Even if his experience was different, I wonder aloud if Hütz sees his music as a political statement, with its many lyrics about border crossing, jingoism and life as an immigrant.

“I think music and art is more of a spiritual matter really,” he says. “I wouldn’t dwell on it as being some sort of manifesto. The underlying premise of what we do lays in maybe invention of some kind of a new, modern, more progressive lifestyle that merges creativity and kind of resilience to the modern times via being more open-minded and more accepting. So that’s kind of where it’s at — it is its own dojo where we practice our own form of personal musical mixed martial arts.”

Here I laugh, and say I’ll stop with the political questions.

“Thank God,” Hütz says. “I was starting to get a headache.”

Hütz is pleased, however, to talk about Gogol Bordello’s recent performance at the annual Tibet House Benefit Concert, which supports Tibetan culture in the face of extinction from outside influences.

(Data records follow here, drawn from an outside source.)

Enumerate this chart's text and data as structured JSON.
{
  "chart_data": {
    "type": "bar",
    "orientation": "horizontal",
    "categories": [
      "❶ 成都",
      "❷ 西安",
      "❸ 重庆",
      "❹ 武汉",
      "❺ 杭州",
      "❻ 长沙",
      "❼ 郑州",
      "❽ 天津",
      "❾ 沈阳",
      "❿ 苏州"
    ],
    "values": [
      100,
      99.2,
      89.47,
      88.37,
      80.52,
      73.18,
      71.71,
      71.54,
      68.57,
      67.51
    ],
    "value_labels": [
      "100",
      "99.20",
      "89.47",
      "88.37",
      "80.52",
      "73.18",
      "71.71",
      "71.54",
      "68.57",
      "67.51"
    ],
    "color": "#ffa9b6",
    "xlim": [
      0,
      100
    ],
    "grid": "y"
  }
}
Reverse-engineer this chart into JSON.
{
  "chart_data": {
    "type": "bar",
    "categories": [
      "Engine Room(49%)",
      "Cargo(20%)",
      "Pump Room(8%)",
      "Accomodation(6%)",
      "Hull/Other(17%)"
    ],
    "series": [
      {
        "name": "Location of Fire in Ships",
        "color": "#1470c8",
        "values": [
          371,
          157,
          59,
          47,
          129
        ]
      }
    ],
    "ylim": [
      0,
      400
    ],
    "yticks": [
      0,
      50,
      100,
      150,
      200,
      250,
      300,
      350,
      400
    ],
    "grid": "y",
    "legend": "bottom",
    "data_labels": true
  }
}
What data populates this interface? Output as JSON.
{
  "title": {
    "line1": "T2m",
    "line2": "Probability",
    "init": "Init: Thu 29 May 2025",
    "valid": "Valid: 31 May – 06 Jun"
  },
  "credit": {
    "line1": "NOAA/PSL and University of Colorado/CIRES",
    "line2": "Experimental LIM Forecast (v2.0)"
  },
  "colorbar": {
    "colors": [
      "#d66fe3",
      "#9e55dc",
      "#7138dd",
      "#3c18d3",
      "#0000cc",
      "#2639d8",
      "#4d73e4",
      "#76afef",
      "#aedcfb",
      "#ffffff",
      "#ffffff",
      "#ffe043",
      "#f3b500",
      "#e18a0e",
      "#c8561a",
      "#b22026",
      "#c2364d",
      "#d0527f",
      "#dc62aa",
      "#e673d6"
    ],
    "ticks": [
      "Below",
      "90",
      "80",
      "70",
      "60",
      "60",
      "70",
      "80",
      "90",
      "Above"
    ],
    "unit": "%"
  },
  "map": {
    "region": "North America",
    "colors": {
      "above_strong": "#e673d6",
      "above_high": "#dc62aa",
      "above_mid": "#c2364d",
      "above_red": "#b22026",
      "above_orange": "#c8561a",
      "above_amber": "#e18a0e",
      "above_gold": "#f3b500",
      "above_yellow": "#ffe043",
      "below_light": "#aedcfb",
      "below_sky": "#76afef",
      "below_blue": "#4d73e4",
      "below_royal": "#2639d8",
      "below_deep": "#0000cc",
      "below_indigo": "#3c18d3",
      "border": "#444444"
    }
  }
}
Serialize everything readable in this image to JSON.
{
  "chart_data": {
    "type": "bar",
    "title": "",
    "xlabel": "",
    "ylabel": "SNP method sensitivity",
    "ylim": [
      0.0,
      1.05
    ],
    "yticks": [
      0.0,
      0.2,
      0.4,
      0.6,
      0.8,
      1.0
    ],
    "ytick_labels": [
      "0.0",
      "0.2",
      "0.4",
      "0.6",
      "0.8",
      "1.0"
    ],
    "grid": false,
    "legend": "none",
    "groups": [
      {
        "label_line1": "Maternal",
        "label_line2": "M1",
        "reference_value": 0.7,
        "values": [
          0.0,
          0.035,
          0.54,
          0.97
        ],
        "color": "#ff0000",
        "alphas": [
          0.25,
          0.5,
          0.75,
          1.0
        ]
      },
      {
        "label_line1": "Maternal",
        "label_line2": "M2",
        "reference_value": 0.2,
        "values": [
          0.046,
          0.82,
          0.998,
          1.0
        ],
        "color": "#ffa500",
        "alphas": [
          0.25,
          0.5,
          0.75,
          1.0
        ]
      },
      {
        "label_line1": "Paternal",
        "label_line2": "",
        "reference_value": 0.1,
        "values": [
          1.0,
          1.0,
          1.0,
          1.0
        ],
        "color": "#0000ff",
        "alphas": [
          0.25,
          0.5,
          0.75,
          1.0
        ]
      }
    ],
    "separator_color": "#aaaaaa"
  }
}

“It’s an amazing cause,” Hütz says. “The dialogue between West and East is very important for evolution of the planet. It’s like the East has got the spirituality, the West’s got the technology. It’s time for a dialogue, and it’s happening. People are tuning in and it’s becoming more than a clichéd story of finding your soul by going to Himalayas. There’s nothing there — you really don’t need to go there.”

During that Feb. 22 show, Gogol Bordello shared a stage with Philip Glass and Iggy Pop, who Hütz calls his “mentor of all times.”

“It’s an amazing atmosphere. It gathers a very alert audience. It’s our second time doing it and I love the whole community that emerges from rehearsals — even the rehearsals … everyone is in the same studio, there are gallons of coffee, and it goes on all day.”

Hütz tells me he’s living in New York City again, after having spent the better part of a decade in Brazil. He can’t say how long he’s been in New York again, because “it all runs together.”

He can say that Gogol Bordello is finishing up a new album that will be out later this year. And he says his musical interests have expanded.

“Ironically enough, after seven years in Latin America I started craving blues progression,” he says. “Beats that were completely not exciting to me. I wasn’t used to doing anything in the beat of 1/4… But give it space and I found myself craving those very vitamins.”

For a number of years, Hütz took annual trips through Ukraine and Eastern Russia, searching out the foundation of his Romani heritage, the inspiration for the music he’s created over the past 20 years.

But he no longer takes those trips.

“In first decade of being in America and loving it, but being in deficit of my native vitamins, I set out on those trips and did it all, from Siberia to Hungarian gypsy ghettos,” he says. “That was my kind of jam. But then I discovered a new trajectory that was from New York City all the way down to Buenos Aires, getting inspired by all those places. After that, that kind of rounded me out. That kind of left me with a renewed interest in American folklore, older, better country music and Appalachian ballads.”

He points to a staple of American country blues — Johnny Cash’s “Folsom Prison Blues.”

“There’s not one single line that’s not moving the train forward,” he says “That appeals to me, and the dynamic of that, that ability of American story telling is appealing to me.”

Hütz says he has to leave for the studio in 10 minutes, and I offer an apology for starting the interview off with so many political questions. He laughs.

“What political questions? There’s only one answer: Bernie Sanders all the way.”

On the Bill: Gogol Bordello Celebrates 10 Year Anniversary of Gypsy Punks: Underdog World Strike. 7:30 p.m. Saturday, March 19, Boulder Theater, 2032 14th St., Boulder, 303-786-7030.